Changing stroke rehab and research worldwide now.Time is Brain! trillions and trillions of neurons that DIE each day because there are NO effective hyperacute therapies besides tPA(only 12% effective). I have 523 posts on hyperacute therapy, enough for researchers to spend decades proving them out. These are my personal ideas and blog on stroke rehabilitation and stroke research. Do not attempt any of these without checking with your medical provider. Unless you join me in agitating, when you need these therapies they won't be there.

What this blog is for:

My blog is not to help survivors recover, it is to have the 10 million yearly stroke survivors light fires underneath their doctors, stroke hospitals and stroke researchers to get stroke solved. 100% recovery. The stroke medical world is completely failing at that goal, they don't even have it as a goal. Shortly after getting out of the hospital and getting NO information on the process or protocols of stroke rehabilitation and recovery I started searching on the internet and found that no other survivor received useful information. This is an attempt to cover all stroke rehabilitation information that should be readily available to survivors so they can talk with informed knowledge to their medical staff. It lays out what needs to be done to get stroke survivors closer to 100% recovery.
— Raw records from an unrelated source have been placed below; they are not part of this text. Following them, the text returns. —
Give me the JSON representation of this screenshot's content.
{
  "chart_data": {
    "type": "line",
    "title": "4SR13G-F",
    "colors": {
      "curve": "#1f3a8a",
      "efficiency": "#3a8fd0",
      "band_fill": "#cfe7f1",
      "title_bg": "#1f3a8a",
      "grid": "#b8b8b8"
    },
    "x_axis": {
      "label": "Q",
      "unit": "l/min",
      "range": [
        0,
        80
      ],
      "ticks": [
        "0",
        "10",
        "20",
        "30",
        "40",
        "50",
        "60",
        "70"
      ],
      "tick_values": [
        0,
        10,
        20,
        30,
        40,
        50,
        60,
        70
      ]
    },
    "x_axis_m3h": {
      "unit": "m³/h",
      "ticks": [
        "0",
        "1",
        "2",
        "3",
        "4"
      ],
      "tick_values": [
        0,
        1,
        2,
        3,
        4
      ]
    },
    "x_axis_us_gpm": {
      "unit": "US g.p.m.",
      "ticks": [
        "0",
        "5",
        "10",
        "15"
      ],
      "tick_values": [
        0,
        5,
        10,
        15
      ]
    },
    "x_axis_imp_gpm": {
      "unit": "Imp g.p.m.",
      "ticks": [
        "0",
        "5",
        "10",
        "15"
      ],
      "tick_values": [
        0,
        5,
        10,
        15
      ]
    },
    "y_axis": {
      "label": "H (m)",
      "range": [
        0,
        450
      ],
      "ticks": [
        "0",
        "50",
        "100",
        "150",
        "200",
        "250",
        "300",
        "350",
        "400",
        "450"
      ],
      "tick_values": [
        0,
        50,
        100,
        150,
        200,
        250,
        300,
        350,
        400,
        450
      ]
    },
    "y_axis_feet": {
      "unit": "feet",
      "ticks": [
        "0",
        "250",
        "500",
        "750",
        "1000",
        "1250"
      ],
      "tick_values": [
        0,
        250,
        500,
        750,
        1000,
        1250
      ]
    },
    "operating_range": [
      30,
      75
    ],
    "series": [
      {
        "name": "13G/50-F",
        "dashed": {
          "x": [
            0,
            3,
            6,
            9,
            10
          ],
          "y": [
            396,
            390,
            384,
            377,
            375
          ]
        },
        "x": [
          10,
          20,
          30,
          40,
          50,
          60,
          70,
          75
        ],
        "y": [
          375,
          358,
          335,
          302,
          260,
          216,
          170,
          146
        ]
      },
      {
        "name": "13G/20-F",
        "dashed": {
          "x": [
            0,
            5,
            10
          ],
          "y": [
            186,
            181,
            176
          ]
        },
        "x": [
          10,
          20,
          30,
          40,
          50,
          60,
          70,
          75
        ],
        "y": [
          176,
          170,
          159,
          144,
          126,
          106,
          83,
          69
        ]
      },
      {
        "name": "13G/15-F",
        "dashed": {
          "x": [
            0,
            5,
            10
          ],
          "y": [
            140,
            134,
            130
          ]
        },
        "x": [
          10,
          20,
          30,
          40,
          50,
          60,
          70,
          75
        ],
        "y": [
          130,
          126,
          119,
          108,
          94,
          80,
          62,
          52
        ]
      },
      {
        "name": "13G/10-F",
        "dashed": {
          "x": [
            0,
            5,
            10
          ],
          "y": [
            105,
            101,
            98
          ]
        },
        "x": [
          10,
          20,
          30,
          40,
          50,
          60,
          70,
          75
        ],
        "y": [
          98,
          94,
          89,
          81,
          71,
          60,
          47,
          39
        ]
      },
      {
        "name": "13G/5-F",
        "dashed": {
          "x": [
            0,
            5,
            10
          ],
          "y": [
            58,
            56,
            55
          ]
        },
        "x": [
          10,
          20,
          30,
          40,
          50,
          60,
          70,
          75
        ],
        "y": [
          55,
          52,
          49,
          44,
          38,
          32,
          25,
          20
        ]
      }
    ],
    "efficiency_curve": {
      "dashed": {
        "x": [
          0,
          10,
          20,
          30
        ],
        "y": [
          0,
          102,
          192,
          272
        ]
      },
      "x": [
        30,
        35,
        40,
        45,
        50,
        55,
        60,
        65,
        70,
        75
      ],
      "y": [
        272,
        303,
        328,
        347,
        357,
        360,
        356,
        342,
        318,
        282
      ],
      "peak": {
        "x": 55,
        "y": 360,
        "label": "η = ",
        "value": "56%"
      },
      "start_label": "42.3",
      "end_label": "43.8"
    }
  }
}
It's quite disgusting that this information is not available from every stroke association and doctors group.

Wednesday, August 22, 2012

No added value of CIMT in predicting stroke, MI risk

This is not the rehab CIMT.   The important 4 paragraphs are here, so ask your doctor about your risk.
http://www.theheart.org/article/1436919.do
Common carotid intima-media thickness (CIMT) measurement does not add clinically meaningful information to the Framingham risk score for predicting a person's 10-year risk of first MI or stroke, according to a meta-analysis of relevant studies [1].
"Our results suggest that common CIMT measurements should not routinely be performed in the general population, as the overall added value may be too limited to result in health benefits," the authors say.
"This will come as a surprise for a number of physicians: those who have applied the common CIMT measurement in their routine clinical practice and seen potential benefit," senior author Dr Michiel L Bots (University Medical Center Utrecht, the Netherlands) said in an interview. "Our findings, however, indicate that, on average, common CIMT does not help risk stratification when information of established risk factors is already available."
The study was published in the August 22, 2012 issue of the Journal of the American Medical Association.

1 comment:

  1. Great article. A component of the Carotid IMT test is the plaque evaluation which is not quantified in this study. I'd love to see more research in this area. Vasolabs is putting out an article to address this. I believe Bale/Doneen has as well. It will be interesting to see where the science takes us.